Why, in a Laws version with an Introduction that says "Directors have been given considerably more discretionary powers" must a TD cancel the board? Why not let the players play it out and then decide whether/how the extra information affected the result?

If the wrong pair bids 1N P 6N and the new, correct pair starts 1N P 5N we are forced to stop everything and give both sides an artificial adjusted score, unrelated to clear evidence of what was almost certainly about to happen. If opener has a maximum and 13 tricks are ironclad, 15C has just deprived the innocent pair of a well-earned good result. It's no harder to work out how the extra information might affect the result than it is to adjust a score based on many other types of misinformation that we deal with all the time.

I think the Lawmakers forgot to update 15C to match the Introduction. The most commonly heard complaint when I am forced to cancel a board is "why is this different from other UI situations where we play on and wait for your decision?" Then later I hear "that ridiculous rule prevented us from getting a good score!"

Let's fix this to something sensible for the next version: the vast majority of the times it comes up, cancellation is required but there is such a small variation that rectifying would be easy if even necessary. Consider 16C3, which allows a TD to let play continue if a player receives UI (such as overhearing an auction which must be on the same board from a nearby table) after an auction has begun. Why is hearing part of an auction at another table so different from hearing part of an auction from the wrong opponents and then hearing a slightly different one from the correct opponents? The Laws allow a TD to use his judgment for the former, but do not for the latter.
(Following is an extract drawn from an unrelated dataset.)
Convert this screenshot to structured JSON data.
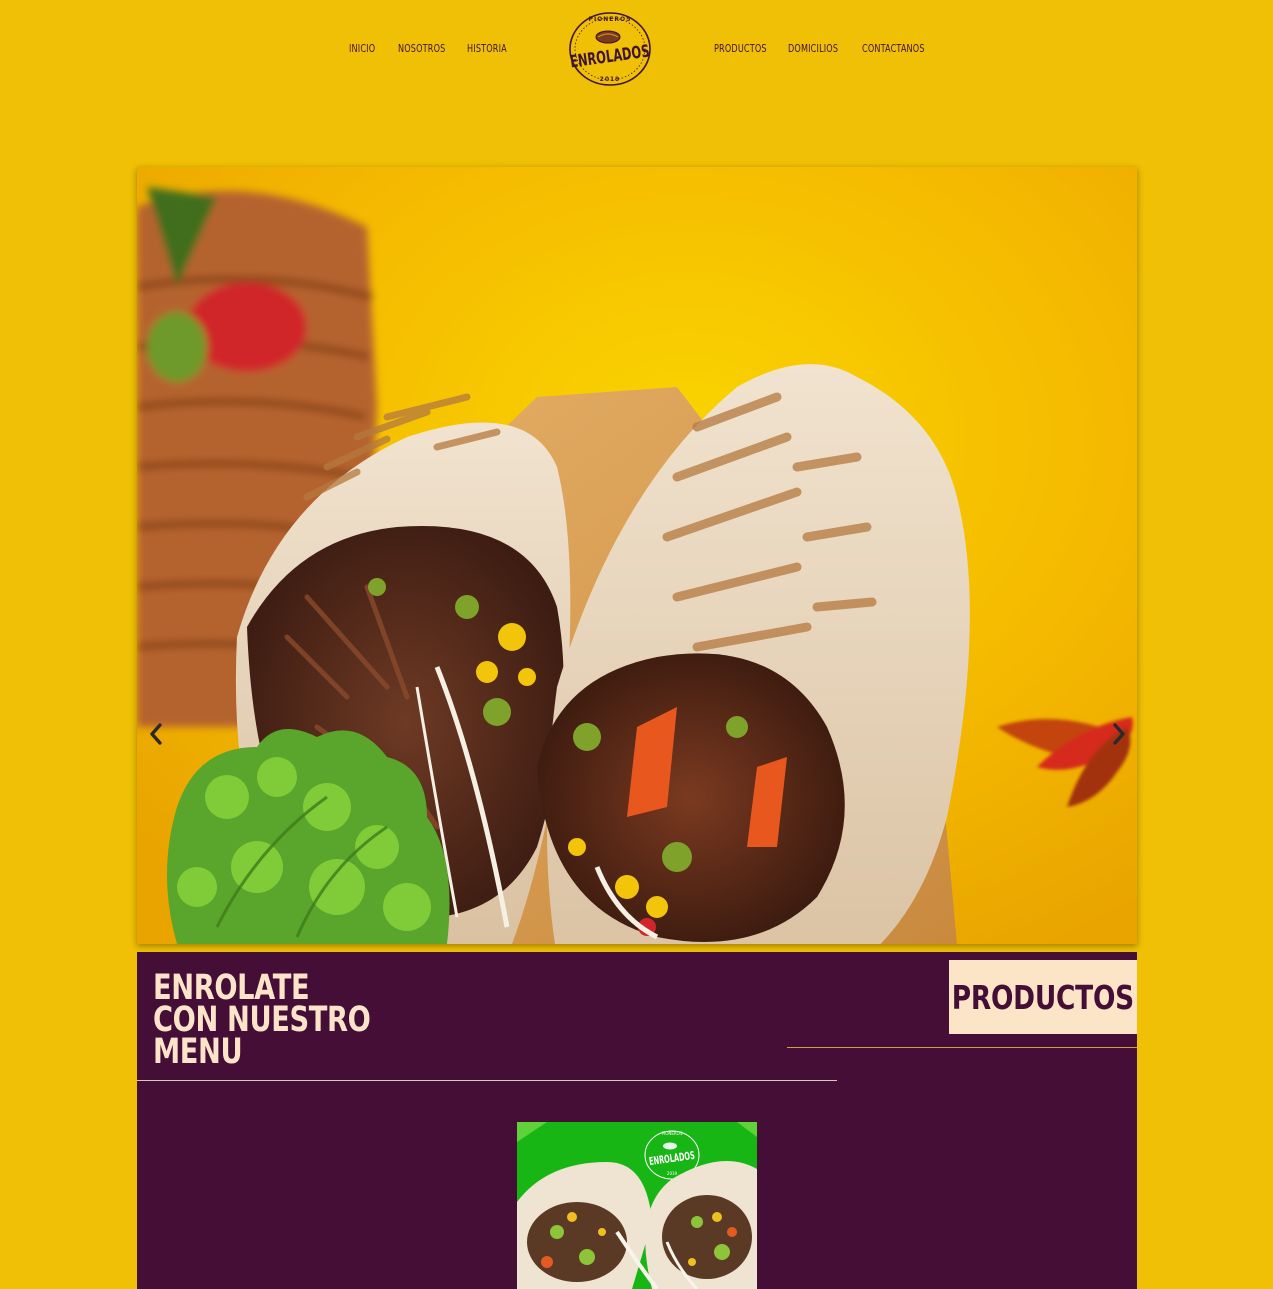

I'm not arguing that the restriction that the pair bidding the same deal a second time make the same calls be lifted; but I think if they have a reasonable bridge reason for the deviation based on the opponents' methods or tendencies it should be considered. I know it will lead to logical nightmares to tell a pair that they are non-offending but have UI from the first auction that they must ignore. But this Law just seems to cause more results to disappear, and quite often the board could be played normally.